What do you call a psychic dwarf on the run? A small medium at large.
Did you hear about the cannibal who passed a politician in the jungle yesterday?
I hear it hurt like hell.
What did the pornstar say to the unemployed homeless man?
Get a fucking job.
I've done a ton of work today.
A SKELE-ton of work!
What do you call an alligator with a vest?
An investigator.
What do you call a guy whose hand is up a horse's butt?
An Amish Mechanic.
What was the name of Russia's first female traffic cop?
Ivana Pulyova.
What do you call a Muslim who owns 6 goats? -- A pimp.

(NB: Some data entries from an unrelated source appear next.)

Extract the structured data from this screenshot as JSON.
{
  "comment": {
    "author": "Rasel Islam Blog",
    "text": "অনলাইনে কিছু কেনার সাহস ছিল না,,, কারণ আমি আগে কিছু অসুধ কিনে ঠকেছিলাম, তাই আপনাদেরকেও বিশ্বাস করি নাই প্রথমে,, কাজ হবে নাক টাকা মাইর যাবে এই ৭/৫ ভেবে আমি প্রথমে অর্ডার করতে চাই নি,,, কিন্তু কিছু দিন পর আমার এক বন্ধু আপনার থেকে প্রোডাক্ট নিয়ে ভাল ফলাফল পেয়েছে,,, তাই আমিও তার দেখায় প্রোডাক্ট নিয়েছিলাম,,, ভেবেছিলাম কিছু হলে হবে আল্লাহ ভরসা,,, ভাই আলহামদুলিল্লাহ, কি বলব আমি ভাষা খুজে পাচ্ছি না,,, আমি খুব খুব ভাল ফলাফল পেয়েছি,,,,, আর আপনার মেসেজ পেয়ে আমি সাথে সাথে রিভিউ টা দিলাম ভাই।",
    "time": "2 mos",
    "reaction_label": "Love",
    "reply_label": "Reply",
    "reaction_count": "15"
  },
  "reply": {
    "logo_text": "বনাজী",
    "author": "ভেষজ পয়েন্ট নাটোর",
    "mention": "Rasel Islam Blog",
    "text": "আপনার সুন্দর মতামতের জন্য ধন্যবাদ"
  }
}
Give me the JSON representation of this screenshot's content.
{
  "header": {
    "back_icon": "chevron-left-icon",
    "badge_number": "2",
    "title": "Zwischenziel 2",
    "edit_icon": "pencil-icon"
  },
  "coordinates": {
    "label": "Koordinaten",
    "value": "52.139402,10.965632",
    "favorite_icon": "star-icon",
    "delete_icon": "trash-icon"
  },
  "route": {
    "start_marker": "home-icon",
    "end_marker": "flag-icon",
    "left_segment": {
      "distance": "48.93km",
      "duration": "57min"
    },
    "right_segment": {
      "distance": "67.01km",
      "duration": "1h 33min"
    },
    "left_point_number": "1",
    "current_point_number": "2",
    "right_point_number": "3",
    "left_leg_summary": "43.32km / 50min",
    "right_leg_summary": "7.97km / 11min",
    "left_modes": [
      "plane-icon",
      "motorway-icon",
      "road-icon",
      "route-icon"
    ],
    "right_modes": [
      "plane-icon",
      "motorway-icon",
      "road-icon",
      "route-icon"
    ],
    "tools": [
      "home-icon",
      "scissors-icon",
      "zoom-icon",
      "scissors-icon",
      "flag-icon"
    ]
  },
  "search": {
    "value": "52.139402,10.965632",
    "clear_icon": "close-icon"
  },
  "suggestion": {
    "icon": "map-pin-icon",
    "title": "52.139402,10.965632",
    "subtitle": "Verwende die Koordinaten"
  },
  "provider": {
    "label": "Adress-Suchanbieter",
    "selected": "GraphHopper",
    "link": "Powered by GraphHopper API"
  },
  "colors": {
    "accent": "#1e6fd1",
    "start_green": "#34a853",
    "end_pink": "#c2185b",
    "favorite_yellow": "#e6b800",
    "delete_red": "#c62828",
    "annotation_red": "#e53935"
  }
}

What was Frankenstein's second job? -- He was a bodybuilder.
3.14% of sailors are...
π-rates.
Yo mama's so fat, she works in the movie theater as a screen.
Why do sharks never attack lawyers? -- Professional courtesy.
A programmer pushes a stroller through the park. An elderly couple comes along: "Is it a boy or a girl?" The programmer replies, "Yes."
What do you call a Jamaican proctologist?
Pokémon!
What do you get when you throw a piano down a mine shaft?
A flat miner.
Why do shepherds never learn to count?
Because if they did, they would always be falling asleep.
I used to be a banker...
But then I lost interest.
What do you call a fat psychic?
A four-chin teller.
A termite walks into a bar and says, "Hey, is the bartender here?"